ISER Working Paper Series

Series Number

2009-27

Series

ISER Working Paper Series

Authors

Publication date

September 14, 2009

Summary:

The March Current Population Survey (CPS) public-use files have been the primary data source used to study income inequality trends in the USA. The consensus finding of research based on these data is that household income inequality increased substantially in the 1970s and 1980s, and continued to increase but at a much slower pace starting in the 1990s. The most notable alternative source for studying income inequality trends derives from tax return data. In their seminal paper, Piketty and Saez (Quarterly Journal of Economics, 2003) use data from Internal Revenue Service (IRS) Statistics of Income tax returns to analyze income inequality trends in the USA. Their paper was one of the first in a rapidly expanding literature that has used tax return data to examine income inequality trends around the world.
One of Piketty and Saez’s major contributions derives from being able to observe income inequality trends over a much longer period than previous researchers: tax return data are available for years well before any survey data on income was collected. However, their findings have also sparked debate about inequality trends over relatively short periods, and recent years in particular.
In contrast to research based on CPS data that finds income inequality slowing in the 1990s, Piketty and Saez (2003, 2008) find that the share of total income held by the very richest groups grew during the 1990s and, with the exception of the period from 2000-2002, continued to rise rapidly through the beginning of the 21st century as well. What explains the differences in inequality trends found by researchers using these two types of data?
One explanation is that there are deficiencies in one or both of these data sets that limit researchers’ abilities to observe the true trends in inequality. Critics of those using the public-use CPS to measure income inequality argue that topcoding and underreporting of top incomes restricts the survey’s ability to observe income changes for those at the top of the distribution. Using IRS data to measure income inequality also has potential limitations, however. Critics point out that tax filers have a financial incentive to report their income in ways that limit their tax liabilities and, as a result, filing behavior is sensitive to changes in the personal income tax rate. Yet another potential explanation for the differences in estimated inequality trends is that they result from differences in the definition of income and how its distribution is summarized rather than differences in the data sources themselves.
To date, no researchers have attempted to bridge the gap between the CPS- and IRS-based literatures to determine the extent to which the differences in inequality estimates emanating from these two literatures arise from differences in the ability of these two data sources to capture top incomes or from the application of different income constructs based on these data sources.

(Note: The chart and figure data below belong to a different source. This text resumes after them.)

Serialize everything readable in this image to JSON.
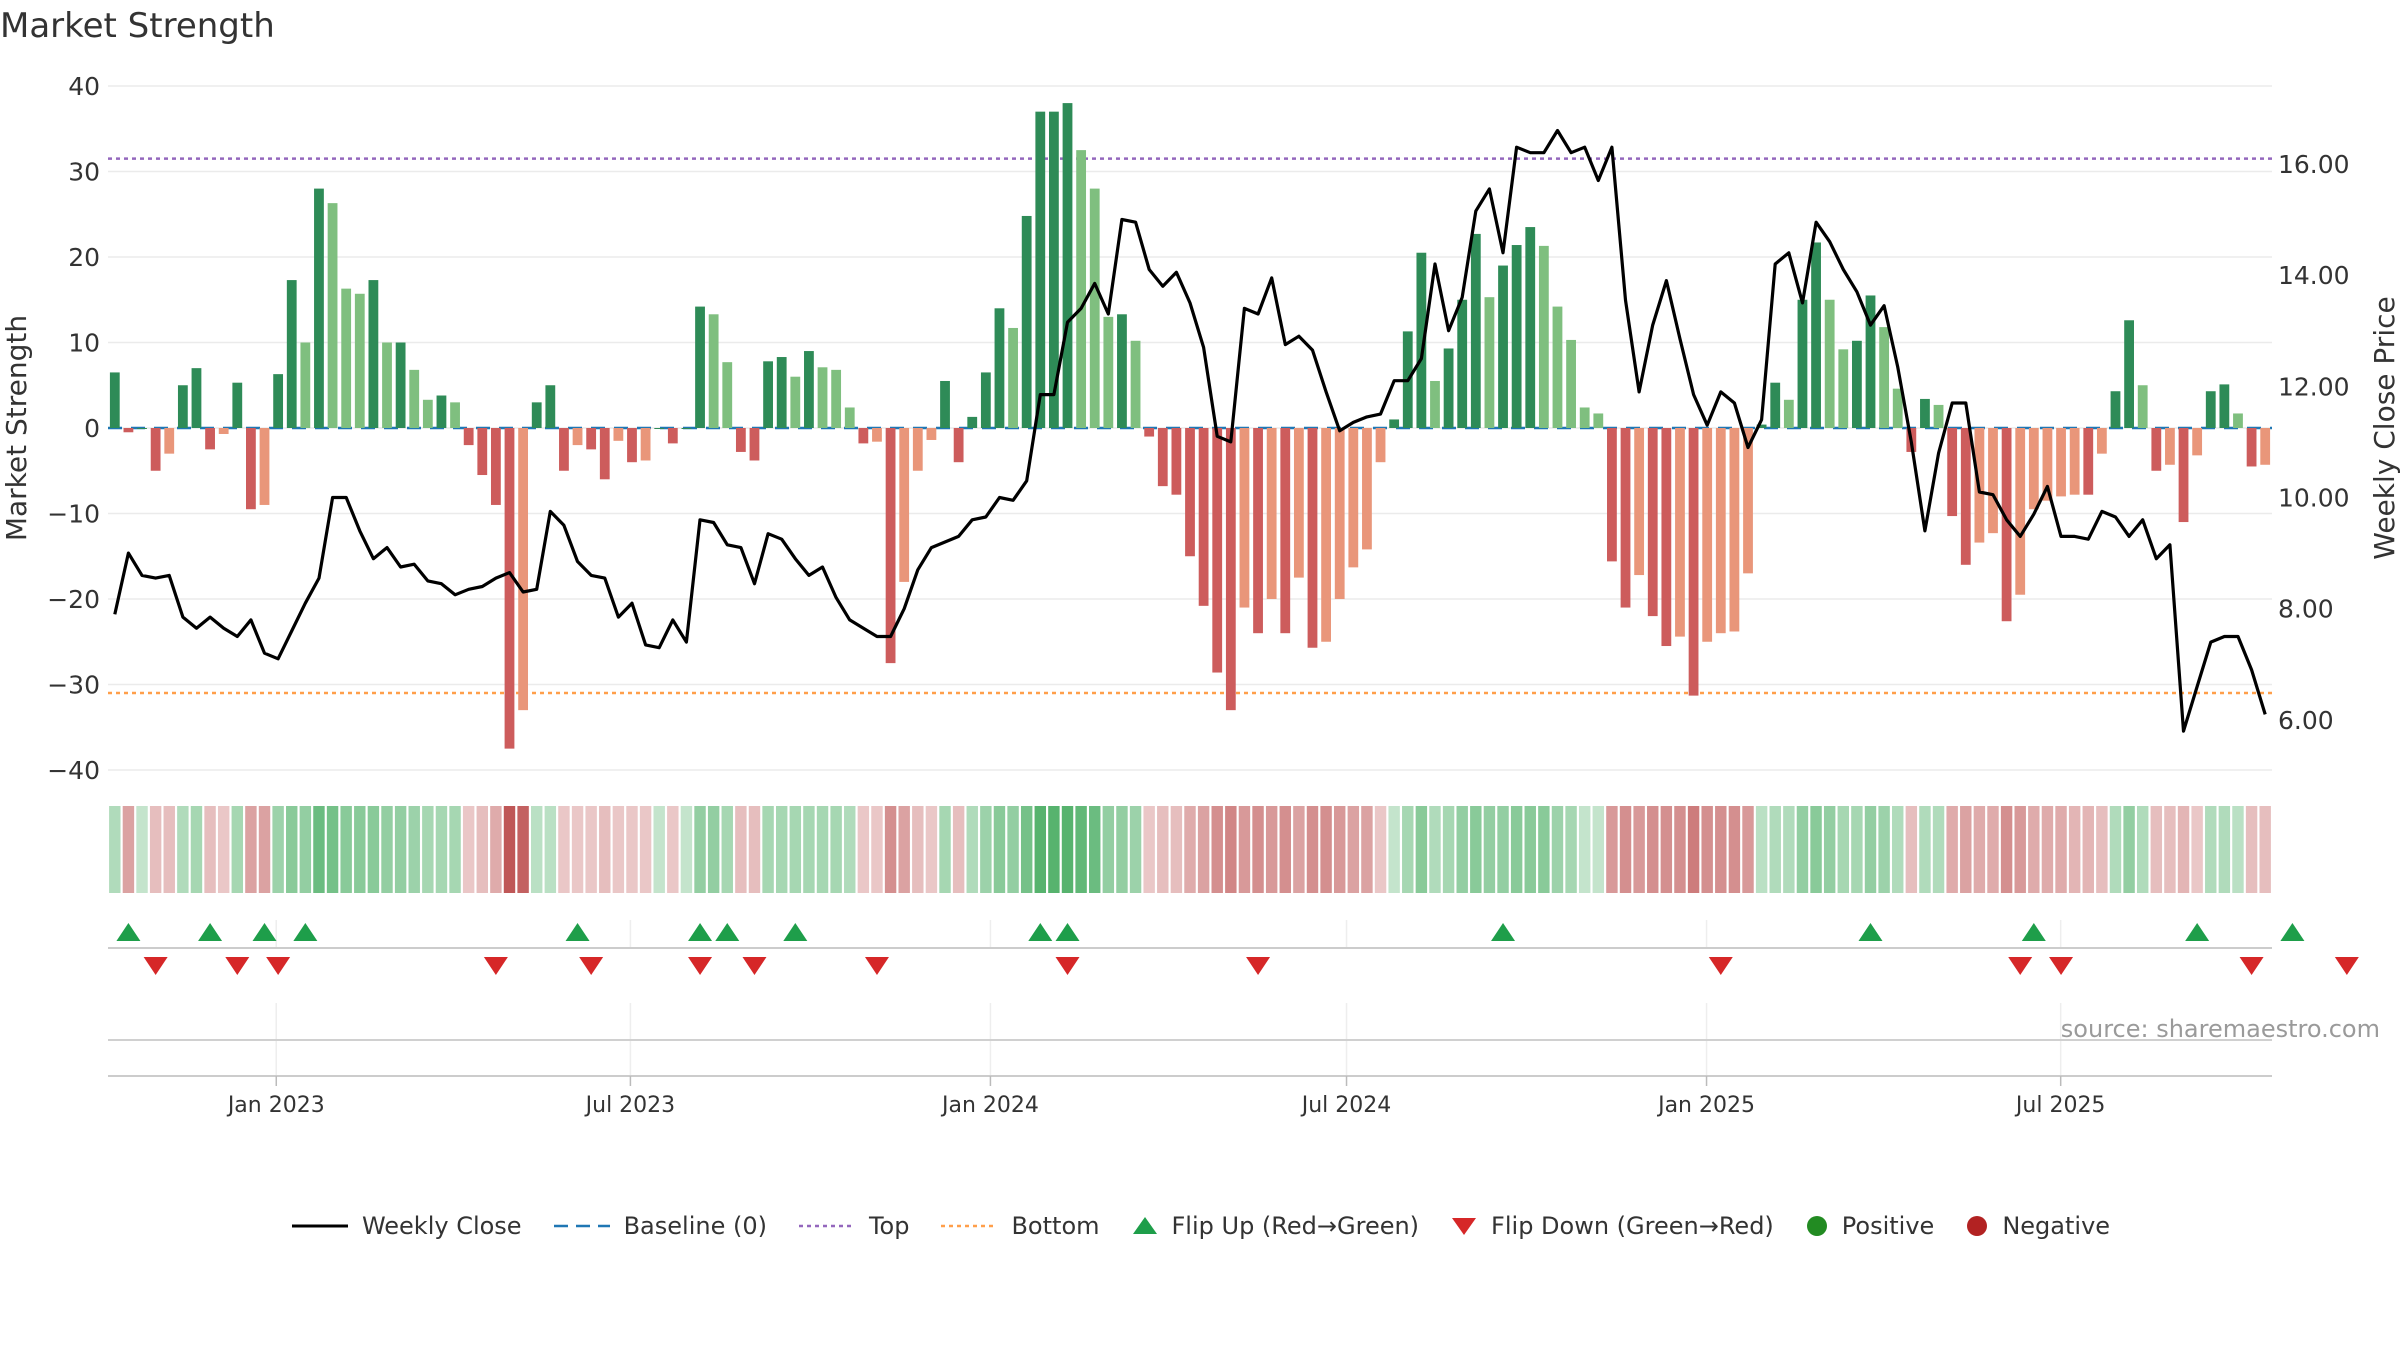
{
  "title": "Market Strength",
  "source": "source: sharemaestro.com",
  "colors": {
    "dark_green": "#2e8b57",
    "light_green": "#7fbf7f",
    "dark_red": "#cd5c5c",
    "light_red": "#e9967a",
    "top_line": "#9467bd",
    "bottom_line": "#ff9f4a",
    "baseline": "#1f77b4",
    "price_line": "#000000",
    "flip_up": "#1e9e4a",
    "flip_down": "#d62728",
    "positive": "#228b22",
    "negative": "#b22222"
  },
  "legend": [
    {
      "key": "weekly_close",
      "label": "Weekly Close"
    },
    {
      "key": "baseline",
      "label": "Baseline (0)"
    },
    {
      "key": "top",
      "label": "Top"
    },
    {
      "key": "bottom",
      "label": "Bottom"
    },
    {
      "key": "flip_up",
      "label": "Flip Up (Red→Green)"
    },
    {
      "key": "flip_down",
      "label": "Flip Down (Green→Red)"
    },
    {
      "key": "positive",
      "label": "Positive"
    },
    {
      "key": "negative",
      "label": "Negative"
    }
  ],
  "chart_data": {
    "type": "bar",
    "title": "Market Strength",
    "ylabel": "Market Strength",
    "y2label": "Weekly Close Price",
    "ylim": [
      -40,
      40
    ],
    "y2lim": [
      5.1,
      17.4
    ],
    "yticks": [
      40,
      30,
      20,
      10,
      0,
      -10,
      -20,
      -30,
      -40
    ],
    "y2ticks": [
      "16.00",
      "14.00",
      "12.00",
      "10.00",
      "8.00",
      "6.00"
    ],
    "top": 31.5,
    "bottom": -31,
    "x_start": "2022-10-07",
    "x_end": "2025-10-17",
    "xticks": [
      {
        "label": "Jan 2023",
        "date": "2023-01-01"
      },
      {
        "label": "Jul 2023",
        "date": "2023-07-01"
      },
      {
        "label": "Jan 2024",
        "date": "2024-01-01"
      },
      {
        "label": "Jul 2024",
        "date": "2024-07-01"
      },
      {
        "label": "Jan 2025",
        "date": "2025-01-01"
      },
      {
        "label": "Jul 2025",
        "date": "2025-07-01"
      }
    ],
    "strength": [
      6.5,
      -0.5,
      0,
      -5,
      -3,
      5,
      7,
      -2.5,
      -0.7,
      5.3,
      -9.5,
      -9,
      6.3,
      17.3,
      10,
      28,
      26.3,
      16.3,
      15.7,
      17.3,
      10,
      10,
      6.8,
      3.3,
      3.8,
      3,
      -2,
      -5.5,
      -9,
      -37.5,
      -33,
      3,
      5,
      -5,
      -2,
      -2.5,
      -6,
      -1.5,
      -4,
      -3.8,
      0,
      -1.8,
      0,
      14.2,
      13.3,
      7.7,
      -2.8,
      -3.8,
      7.8,
      8.3,
      6,
      9,
      7.1,
      6.8,
      2.4,
      -1.8,
      -1.6,
      -27.5,
      -18,
      -5,
      -1.4,
      5.5,
      -4,
      1.3,
      6.5,
      14,
      11.7,
      24.8,
      37,
      37,
      38,
      32.5,
      28,
      13,
      13.3,
      10.2,
      -1,
      -6.8,
      -7.8,
      -15,
      -20.8,
      -28.6,
      -33,
      -21,
      -24,
      -20,
      -24,
      -17.5,
      -25.7,
      -25,
      -20,
      -16.3,
      -14.2,
      -4,
      1,
      11.3,
      20.5,
      5.5,
      9.3,
      15,
      22.7,
      15.3,
      19,
      21.4,
      23.5,
      21.3,
      14.2,
      10.3,
      2.4,
      1.7,
      -15.6,
      -21,
      -17.2,
      -22,
      -25.5,
      -24.4,
      -31.3,
      -25,
      -24,
      -23.8,
      -17,
      0.4,
      5.3,
      3.3,
      15,
      21.7,
      15,
      9.2,
      10.2,
      15.5,
      11.8,
      4.6,
      -2.8,
      3.4,
      2.7,
      -10.3,
      -16,
      -13.4,
      -12.3,
      -22.6,
      -19.5,
      -9.5,
      -8.5,
      -8,
      -7.8,
      -7.8,
      -3,
      4.3,
      12.6,
      5,
      -5,
      -4.3,
      -11,
      -3.2,
      4.3,
      5.1,
      1.7,
      -4.5,
      -4.3
    ],
    "weekly_close": [
      7.9,
      9.0,
      8.6,
      8.55,
      8.6,
      7.85,
      7.65,
      7.85,
      7.65,
      7.5,
      7.8,
      7.2,
      7.1,
      7.6,
      8.1,
      8.55,
      10.0,
      10.0,
      9.4,
      8.9,
      9.1,
      8.75,
      8.8,
      8.5,
      8.45,
      8.25,
      8.35,
      8.4,
      8.55,
      8.65,
      8.3,
      8.35,
      9.75,
      9.5,
      8.85,
      8.6,
      8.55,
      7.85,
      8.1,
      7.35,
      7.3,
      7.8,
      7.4,
      9.6,
      9.55,
      9.15,
      9.1,
      8.45,
      9.35,
      9.25,
      8.9,
      8.6,
      8.75,
      8.2,
      7.8,
      7.65,
      7.5,
      7.5,
      8.0,
      8.7,
      9.1,
      9.2,
      9.3,
      9.6,
      9.65,
      10.0,
      9.95,
      10.3,
      11.85,
      11.85,
      13.15,
      13.4,
      13.85,
      13.3,
      15.0,
      14.95,
      14.1,
      13.8,
      14.05,
      13.5,
      12.7,
      11.1,
      11.0,
      13.4,
      13.3,
      13.95,
      12.75,
      12.9,
      12.65,
      11.9,
      11.2,
      11.35,
      11.45,
      11.5,
      12.1,
      12.1,
      12.5,
      14.2,
      13.0,
      13.6,
      15.15,
      15.55,
      14.4,
      16.3,
      16.2,
      16.2,
      16.6,
      16.2,
      16.3,
      15.7,
      16.3,
      13.55,
      11.9,
      13.1,
      13.9,
      12.85,
      11.85,
      11.3,
      11.9,
      11.7,
      10.9,
      11.4,
      14.2,
      14.4,
      13.5,
      14.95,
      14.6,
      14.1,
      13.7,
      13.1,
      13.45,
      12.35,
      11.0,
      9.4,
      10.8,
      11.7,
      11.7,
      10.1,
      10.05,
      9.6,
      9.3,
      9.7,
      10.2,
      9.3,
      9.3,
      9.25,
      9.75,
      9.65,
      9.3,
      9.6,
      8.9,
      9.15,
      5.8,
      6.6,
      7.4,
      7.5,
      7.5,
      6.9,
      6.1
    ],
    "flip_up": [
      1,
      7,
      11,
      14,
      34,
      43,
      45,
      50,
      68,
      70,
      102,
      129,
      141,
      153,
      160
    ],
    "flip_down": [
      3,
      9,
      12,
      28,
      35,
      43,
      47,
      56,
      70,
      84,
      118,
      140,
      143,
      157,
      164
    ],
    "heat_opacity": [
      0.4,
      0.5,
      0.3,
      0.35,
      0.35,
      0.4,
      0.45,
      0.35,
      0.3,
      0.45,
      0.5,
      0.5,
      0.5,
      0.6,
      0.55,
      0.75,
      0.7,
      0.6,
      0.6,
      0.6,
      0.55,
      0.55,
      0.5,
      0.45,
      0.45,
      0.45,
      0.3,
      0.35,
      0.45,
      0.9,
      0.85,
      0.35,
      0.35,
      0.3,
      0.3,
      0.3,
      0.35,
      0.3,
      0.3,
      0.3,
      0.3,
      0.3,
      0.3,
      0.55,
      0.55,
      0.45,
      0.35,
      0.35,
      0.45,
      0.45,
      0.45,
      0.45,
      0.45,
      0.45,
      0.4,
      0.3,
      0.3,
      0.6,
      0.5,
      0.35,
      0.3,
      0.45,
      0.35,
      0.4,
      0.5,
      0.6,
      0.55,
      0.7,
      0.85,
      0.85,
      0.85,
      0.8,
      0.75,
      0.55,
      0.55,
      0.5,
      0.3,
      0.35,
      0.35,
      0.45,
      0.5,
      0.6,
      0.65,
      0.55,
      0.6,
      0.55,
      0.6,
      0.5,
      0.6,
      0.6,
      0.55,
      0.5,
      0.5,
      0.3,
      0.3,
      0.45,
      0.6,
      0.4,
      0.45,
      0.55,
      0.6,
      0.55,
      0.55,
      0.6,
      0.6,
      0.6,
      0.5,
      0.45,
      0.3,
      0.3,
      0.55,
      0.6,
      0.55,
      0.6,
      0.6,
      0.6,
      0.7,
      0.6,
      0.6,
      0.6,
      0.55,
      0.35,
      0.4,
      0.4,
      0.55,
      0.6,
      0.55,
      0.45,
      0.45,
      0.55,
      0.5,
      0.4,
      0.35,
      0.4,
      0.4,
      0.45,
      0.5,
      0.45,
      0.45,
      0.6,
      0.55,
      0.45,
      0.45,
      0.45,
      0.4,
      0.4,
      0.35,
      0.4,
      0.55,
      0.4,
      0.35,
      0.35,
      0.4,
      0.3,
      0.4,
      0.4,
      0.35,
      0.35,
      0.35
    ]
  }
}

In this paper, we do just that.
Using internal CPS data, we examine the trends in income inequality since 1967 using the inequality measures and income distribution definitions developed by Piketty and Saez (2003) and others using tax return data. Doing so, we are able to closely match their results. Our estimates of top income shares are nearly identical for groups in the richest tenth with the exception of the richest 1 percent, and our estimates of trends differ only slightly. Even for estimates of the share held by the top 1 percent, the two data sources are broadly in agreement about trends over much of the past 40 years. It is only during a six year period in the late 1990s that the trends diverge for reasons that are not easily explained by changes in the nature of the two data sources.